Интересно, что в образе Фродо в некотором смысле соединяются черты всех народов, населяющих Средиземье: сам по себе он хоббит, а хоббиты — людям родня (как говорится в Прологе); его называют Другом Эльфов, кроме того, Фарамир замечает (как много раз до этого Сэм), что в облике Фродо есть что-то эльфийское, светлое, наконец, он уплывает с эльфами за Море; он дружен с магом; с гномами он связан через Бильбо — тот водит с ними дружбу ещё со времён знакомства с Торином Дубощитом; к тому же, в Отряд Хранителей входят и хоббиты, и люди, и эльф, и гном — выше уже упоминалось, что Отряд может быть соотнесён с обрядово-историческим мотивом побратимов, прошедших инициацию вместе, а побратимство подразумевает символическое родство [Пропп 1948. С. 208—209]; есть ещё энты, с которыми Фродо, казалось бы, близко не соприкасается, но и здесь есть связь — через Мерри и Пиппина, подружившихся с Фангорном; помимо всего вышеперечисленного, Фродо оказывается, как уже было сказано, уподобленным в определённой мере даже Врагу.
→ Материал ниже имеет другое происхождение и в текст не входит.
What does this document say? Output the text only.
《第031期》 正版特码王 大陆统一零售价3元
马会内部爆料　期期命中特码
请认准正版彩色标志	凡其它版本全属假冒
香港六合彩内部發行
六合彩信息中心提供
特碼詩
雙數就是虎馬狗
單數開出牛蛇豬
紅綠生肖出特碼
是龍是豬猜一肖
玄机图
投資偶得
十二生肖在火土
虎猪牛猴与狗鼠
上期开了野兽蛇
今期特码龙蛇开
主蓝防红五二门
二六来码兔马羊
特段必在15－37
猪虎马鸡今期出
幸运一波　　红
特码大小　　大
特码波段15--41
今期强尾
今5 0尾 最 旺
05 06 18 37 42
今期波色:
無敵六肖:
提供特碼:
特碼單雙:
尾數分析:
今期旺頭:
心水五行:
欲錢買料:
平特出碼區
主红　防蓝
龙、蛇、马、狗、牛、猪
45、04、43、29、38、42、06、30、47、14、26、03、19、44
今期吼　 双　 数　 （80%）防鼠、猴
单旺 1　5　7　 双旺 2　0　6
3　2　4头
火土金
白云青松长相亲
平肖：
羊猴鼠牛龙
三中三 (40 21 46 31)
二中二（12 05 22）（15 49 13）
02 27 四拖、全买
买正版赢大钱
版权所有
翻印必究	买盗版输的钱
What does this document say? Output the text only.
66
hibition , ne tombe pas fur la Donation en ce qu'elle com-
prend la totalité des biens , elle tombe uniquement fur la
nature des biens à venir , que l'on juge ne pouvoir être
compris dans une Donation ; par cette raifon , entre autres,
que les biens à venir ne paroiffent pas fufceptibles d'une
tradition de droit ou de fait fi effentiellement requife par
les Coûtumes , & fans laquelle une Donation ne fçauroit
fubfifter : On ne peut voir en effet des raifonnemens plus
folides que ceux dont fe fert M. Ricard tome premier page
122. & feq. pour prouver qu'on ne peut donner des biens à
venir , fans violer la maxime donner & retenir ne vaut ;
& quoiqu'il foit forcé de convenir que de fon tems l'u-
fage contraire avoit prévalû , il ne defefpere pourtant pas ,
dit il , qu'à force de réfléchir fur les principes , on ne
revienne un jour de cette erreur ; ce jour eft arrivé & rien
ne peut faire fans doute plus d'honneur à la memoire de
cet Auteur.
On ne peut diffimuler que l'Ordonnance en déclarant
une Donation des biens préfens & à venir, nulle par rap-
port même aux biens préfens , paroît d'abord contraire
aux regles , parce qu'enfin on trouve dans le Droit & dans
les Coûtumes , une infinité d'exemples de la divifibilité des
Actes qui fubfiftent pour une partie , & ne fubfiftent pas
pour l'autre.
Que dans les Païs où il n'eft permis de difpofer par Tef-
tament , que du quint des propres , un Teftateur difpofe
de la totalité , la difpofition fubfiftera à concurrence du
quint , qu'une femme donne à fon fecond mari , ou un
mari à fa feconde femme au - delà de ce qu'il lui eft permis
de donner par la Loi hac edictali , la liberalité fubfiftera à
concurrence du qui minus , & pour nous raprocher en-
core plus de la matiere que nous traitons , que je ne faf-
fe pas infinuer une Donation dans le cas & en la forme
Можно сделать вывод о том, что Фродо принадлежит всем мирам сразу, может странствовать в любом из них — доказательство того, что он «настоящий» герой, которому не вредит соприкосновение с иным миром.
Как и у всякого сказочного героя, у Фродо есть волшебный помощник — Сэм (его даёт хоббиту Гэндальф как даритель). Сэм, как и положено помощнику, всюду неотрывно следует за хозяином (волшебный помощник является персонифицированной силой или способностью героя [Пропп 1948. С. 253—254]). Кроме того, помощник мыслится ещё и переносчиком героя в иной мир; один из самых типичных переносчиков — конь (чей образ восходит к более древним типам проводников: оленю и птице [Голан С. 48; Пропп 1948 С. 257]). С образом Сэма устойчиво связывается ряд деталей, говорящих о его мифологическом родстве с конём: он советчик, друг и опора Фродо (функции, в фольклоре приписываемые коню, так как он является частью личности героя); именно он на дороге в Шире первым слышит приближение одного из Черных Всадников; Сэм выхаживает пони по кличке Билл, для него «эта животина почти говорящая» [ВК. С. 292]; забота о поклаже целиком лежит на нем; наконец, на последнем, самом тяжёлом этапе пути к Ородруину он берёт на себя в прямом смысле роль коня — несёт на спине ослабевшего хозяина по склону горы вверх. В некотором смысле к Сэму можно применить и мотив «благодарного животного» [Пропп 1948. С. 243—246]: Фродо спасает его, не дав утонуть в водах Андуина, то есть оказывает ему некую услугу, а в дальнейшем Сэм действительно очень «пригождается» хозяину (ситуация показана в мифологическом аспекте, ни в коем случае не в психологическом).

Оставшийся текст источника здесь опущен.